Server side (PassField):

  1. Looks up the local Thread::Server object specified by context.thread
  2. The worker thread:
    • Stores context.callbackThread in its request_threads map (so callbacks go to the right client thread)
    • Posts the work lambda to that thread's queue via waiter->post(invoke)
    • Cleans up the request_threads entry

Interface Definitions

As explained in the usage document, interface descriptions need to be consumed both by the libmultiprocess code generator, and by C++ code that calls and implements the interfaces. The C++ code only needs to know about C++ arguments and return types, while the code generator only needs to know about capnp arguments and return types, but both need to know class and method names, so the corresponding .h and .capnp source files contain some of the same information, and have to be kept in sync manually when methods or parameters change. Despite the redundancy, reconciling the interface definitions is designed to be straightforward and safe. Straightforward because there is no need to write manual serialization code or use awkward intermediate types like UniValue instead of native types. Safe because if there are any inconsistencies between API and data definitions (even minor ones like using a narrow int data type for a wider int API input), there are errors at build time instead of errors or bugs at runtime.

In the future, it would be possible to combine API and data definitions together using C++ attributes. To do this we would add attributes to the API definition files, and then generate the data definitions from the API definitions and attributes.
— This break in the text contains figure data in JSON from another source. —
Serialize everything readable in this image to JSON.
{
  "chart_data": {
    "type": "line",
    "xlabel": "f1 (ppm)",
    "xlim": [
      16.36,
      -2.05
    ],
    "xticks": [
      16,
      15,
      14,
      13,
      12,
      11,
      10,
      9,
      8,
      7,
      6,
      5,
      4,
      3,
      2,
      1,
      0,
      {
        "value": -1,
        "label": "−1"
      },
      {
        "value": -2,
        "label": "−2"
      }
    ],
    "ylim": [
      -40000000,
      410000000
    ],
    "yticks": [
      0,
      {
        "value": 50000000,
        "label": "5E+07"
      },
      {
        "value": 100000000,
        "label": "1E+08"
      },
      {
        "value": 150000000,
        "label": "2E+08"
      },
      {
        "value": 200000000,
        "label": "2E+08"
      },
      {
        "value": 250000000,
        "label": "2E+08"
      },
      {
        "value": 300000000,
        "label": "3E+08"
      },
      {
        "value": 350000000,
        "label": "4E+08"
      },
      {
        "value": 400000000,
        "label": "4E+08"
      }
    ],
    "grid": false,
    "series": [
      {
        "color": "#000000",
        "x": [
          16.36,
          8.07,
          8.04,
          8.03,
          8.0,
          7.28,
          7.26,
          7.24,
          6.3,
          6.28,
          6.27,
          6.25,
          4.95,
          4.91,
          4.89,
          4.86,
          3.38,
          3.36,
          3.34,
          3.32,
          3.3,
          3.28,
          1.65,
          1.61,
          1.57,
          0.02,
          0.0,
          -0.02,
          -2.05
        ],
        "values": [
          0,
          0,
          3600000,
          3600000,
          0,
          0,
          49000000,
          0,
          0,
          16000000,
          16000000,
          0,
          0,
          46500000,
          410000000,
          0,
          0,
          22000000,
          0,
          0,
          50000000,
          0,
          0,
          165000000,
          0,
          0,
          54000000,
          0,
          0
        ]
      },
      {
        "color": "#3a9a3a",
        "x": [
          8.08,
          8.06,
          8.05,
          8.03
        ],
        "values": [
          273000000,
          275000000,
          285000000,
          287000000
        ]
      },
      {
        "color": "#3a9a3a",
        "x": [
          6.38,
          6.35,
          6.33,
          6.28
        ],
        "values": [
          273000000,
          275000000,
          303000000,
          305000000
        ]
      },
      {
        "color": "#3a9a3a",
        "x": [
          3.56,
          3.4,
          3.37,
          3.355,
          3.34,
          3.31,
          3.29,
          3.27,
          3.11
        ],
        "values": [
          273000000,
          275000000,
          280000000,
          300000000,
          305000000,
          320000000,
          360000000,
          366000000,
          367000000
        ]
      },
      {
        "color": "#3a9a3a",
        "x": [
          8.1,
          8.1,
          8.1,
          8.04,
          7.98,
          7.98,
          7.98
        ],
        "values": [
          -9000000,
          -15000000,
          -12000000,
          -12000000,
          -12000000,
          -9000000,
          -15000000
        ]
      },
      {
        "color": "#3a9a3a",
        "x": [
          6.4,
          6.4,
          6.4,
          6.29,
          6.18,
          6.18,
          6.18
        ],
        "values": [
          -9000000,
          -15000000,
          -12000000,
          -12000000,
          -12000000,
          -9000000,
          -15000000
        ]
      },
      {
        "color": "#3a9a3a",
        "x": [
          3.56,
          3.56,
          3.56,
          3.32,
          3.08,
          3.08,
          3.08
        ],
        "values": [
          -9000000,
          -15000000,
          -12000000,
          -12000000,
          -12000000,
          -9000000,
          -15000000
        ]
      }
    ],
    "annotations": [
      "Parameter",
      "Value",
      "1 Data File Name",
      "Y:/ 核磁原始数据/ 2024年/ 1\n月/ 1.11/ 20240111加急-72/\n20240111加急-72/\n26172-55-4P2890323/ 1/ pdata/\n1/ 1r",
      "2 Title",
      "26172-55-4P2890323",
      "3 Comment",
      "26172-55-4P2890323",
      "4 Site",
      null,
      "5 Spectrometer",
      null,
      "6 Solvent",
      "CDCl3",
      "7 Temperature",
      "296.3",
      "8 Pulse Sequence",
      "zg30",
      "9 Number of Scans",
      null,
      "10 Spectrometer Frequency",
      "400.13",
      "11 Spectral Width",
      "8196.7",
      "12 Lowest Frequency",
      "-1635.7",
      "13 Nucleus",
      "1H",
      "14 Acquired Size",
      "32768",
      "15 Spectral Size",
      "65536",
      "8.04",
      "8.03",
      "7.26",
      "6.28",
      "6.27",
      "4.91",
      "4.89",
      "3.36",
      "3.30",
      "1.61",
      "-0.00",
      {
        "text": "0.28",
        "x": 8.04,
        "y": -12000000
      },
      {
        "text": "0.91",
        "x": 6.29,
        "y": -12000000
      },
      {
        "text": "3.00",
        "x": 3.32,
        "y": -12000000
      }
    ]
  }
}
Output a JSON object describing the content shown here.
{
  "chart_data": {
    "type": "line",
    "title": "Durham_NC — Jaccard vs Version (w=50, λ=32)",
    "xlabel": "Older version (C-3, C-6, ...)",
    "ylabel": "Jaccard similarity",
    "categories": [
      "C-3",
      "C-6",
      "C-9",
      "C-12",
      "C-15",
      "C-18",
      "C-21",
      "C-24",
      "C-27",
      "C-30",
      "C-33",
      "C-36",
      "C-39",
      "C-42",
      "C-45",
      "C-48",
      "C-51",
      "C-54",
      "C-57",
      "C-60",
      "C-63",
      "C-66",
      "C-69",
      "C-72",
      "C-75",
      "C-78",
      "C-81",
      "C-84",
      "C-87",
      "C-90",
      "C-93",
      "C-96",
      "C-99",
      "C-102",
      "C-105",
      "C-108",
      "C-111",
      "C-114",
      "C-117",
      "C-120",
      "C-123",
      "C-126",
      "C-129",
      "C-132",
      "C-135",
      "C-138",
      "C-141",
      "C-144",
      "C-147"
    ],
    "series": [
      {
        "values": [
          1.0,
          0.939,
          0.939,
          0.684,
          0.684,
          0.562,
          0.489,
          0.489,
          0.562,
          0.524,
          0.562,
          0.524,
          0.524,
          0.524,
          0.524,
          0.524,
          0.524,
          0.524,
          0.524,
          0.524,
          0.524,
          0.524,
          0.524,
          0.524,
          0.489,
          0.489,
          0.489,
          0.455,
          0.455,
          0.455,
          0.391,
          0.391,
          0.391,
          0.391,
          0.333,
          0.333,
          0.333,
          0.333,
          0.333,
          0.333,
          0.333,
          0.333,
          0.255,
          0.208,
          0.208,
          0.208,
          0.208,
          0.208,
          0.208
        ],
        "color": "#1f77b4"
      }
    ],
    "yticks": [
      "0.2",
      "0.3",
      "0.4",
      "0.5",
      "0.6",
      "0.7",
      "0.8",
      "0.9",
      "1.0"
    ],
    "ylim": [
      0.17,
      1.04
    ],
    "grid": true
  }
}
I didn't take this approach mostly because it would be extra work, but also because until C++ standardizes reflection, this would require either hooking into compiler APIs like https://github.com/RosettaCommons/binder, or parsing C++ code manually like http://www.swig.org/.

What is kj?

KJ is a concurrency framework bundled with capnproto; it is used as a basis in this library to construct the event-loop necessary to service IPC requests.

Future directions

libmultiprocess uses the Cap'n Proto interface description language and protocol, but it could be extended or changed to use a different IDL/protocol like gRPC. The nice thing about Cap'n Proto compared to gRPC and most other lower level protocols is that it allows interface pointers (Services in gRPC parlance) to be passed as method arguments and return values, so object references and bidirectional requests work out of the box. Supporting a lower-level protocol would require adding maps and tracking code to proxy objects.

libmultiprocess is currently compatible with sandboxing but could add platform-specific sandboxing support or integration with a sandboxing library like SAPI.